With the birth of social networks, fake news is a phenomenon that has become ever more important. Anyone can say or share fake news, from a random passerby on the street to an important politician. Learning to spot a false claim is extremely important and automated approaches to recognize fake news are rising in popularity thanks to machine learning, which enable users to skip the tedious process of verifying a claim. Often the claim alone has not sufficient information to allow fact checking and has to be paired with other data, like a table. In this thesis we focus on the domain of fact checking with time series, which is still very restricted and not a lot of work has been done. Our purpose is to explore what constitutes a time series related claim and how to filter them from unrelated claims. We first make use of a Natural Language Processing engine to semantically analyze time series related claims and build a taxonomy of common types of political claims. We then propose two filtering solutions: a filter based on Part of Speech tags used as a baseline and a neural network classifier trained on samples collected from existing table fact checking datasets. Finally, we evaluate the performance of two state of the art tabular fact checking techniques in the domain of time series fact checking. This work paves the way for automated fact checking with time series.
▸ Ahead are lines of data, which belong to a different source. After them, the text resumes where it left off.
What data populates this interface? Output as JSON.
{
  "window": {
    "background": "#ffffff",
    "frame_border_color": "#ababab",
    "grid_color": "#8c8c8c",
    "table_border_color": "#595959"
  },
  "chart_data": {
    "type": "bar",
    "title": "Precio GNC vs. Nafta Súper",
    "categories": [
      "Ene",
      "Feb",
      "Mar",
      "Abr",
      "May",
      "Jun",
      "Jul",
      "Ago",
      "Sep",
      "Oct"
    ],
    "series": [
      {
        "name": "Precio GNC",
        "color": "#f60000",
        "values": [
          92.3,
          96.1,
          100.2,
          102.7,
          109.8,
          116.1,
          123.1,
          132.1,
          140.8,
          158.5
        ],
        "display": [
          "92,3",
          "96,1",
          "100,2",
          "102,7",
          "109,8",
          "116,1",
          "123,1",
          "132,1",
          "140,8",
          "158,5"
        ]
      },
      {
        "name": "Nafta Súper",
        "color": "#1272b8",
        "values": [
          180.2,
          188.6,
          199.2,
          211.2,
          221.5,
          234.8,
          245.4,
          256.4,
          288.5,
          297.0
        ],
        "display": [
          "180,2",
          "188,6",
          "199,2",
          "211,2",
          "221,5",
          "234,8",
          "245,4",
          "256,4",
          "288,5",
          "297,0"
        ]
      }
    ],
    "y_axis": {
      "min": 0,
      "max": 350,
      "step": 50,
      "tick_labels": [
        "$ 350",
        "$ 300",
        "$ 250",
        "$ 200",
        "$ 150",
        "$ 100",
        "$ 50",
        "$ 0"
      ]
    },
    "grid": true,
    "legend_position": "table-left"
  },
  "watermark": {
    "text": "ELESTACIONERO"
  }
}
A causa dei social network, le fake news sono un fenomeno che si è sparso a macchia d'olio. Chiunque può dire o condividere una fake news, da un passante che incontri per strada ad una importante figura politica. Imparare a riconoscere un' affermazione falsa è estremamente importante e approcci automatici per riconoscere fake news stanno diventando sempre più popolari grazie al machine learning, che permette agli utenti di evitare il noioso e lungo processo di verificare un' affermazione. Spesso, solamente la frase detta non ha abbastanza informazioni per essere verificata da sola e ha bisogno di essere accoppiata con ulteriori dati, ad esempio una tabella. In questa tesi ci concentreremo sul dominio del fact checking con serie temporali, che è ancora molto ristretto. Lo scopo di questa tesi è esplorare che cosa costituisce un' affermazione relativa a una serie temporale e come filtrarla da una normale asserzione. All'inizio usiamo un motore di elaborazione del linguaggio naturale per analizzare semanticamente affermazioni relative a serie temporali e costruiamo una tassonomia di tipi di asserzioni comuni nei discorsi politici. Proponiamo inoltre due approcci di filtraggio: uno basato sui Part of Speech tags, che usiamo come punto di partenza per misurare le prestazioni, e un classificatore basato su una rete neurale allenato con degli esempi tratti da dataset già esistenti riguardanti il fact checking con tabelle. Infine, valutiamo la prestazione di due tecniche di fact checking con tabelle quando gli chiediamo di verificare asserzioni relative a serie temporali. Il nostro lavoro spiana la strada per il dominio del fact checking con serie temporali.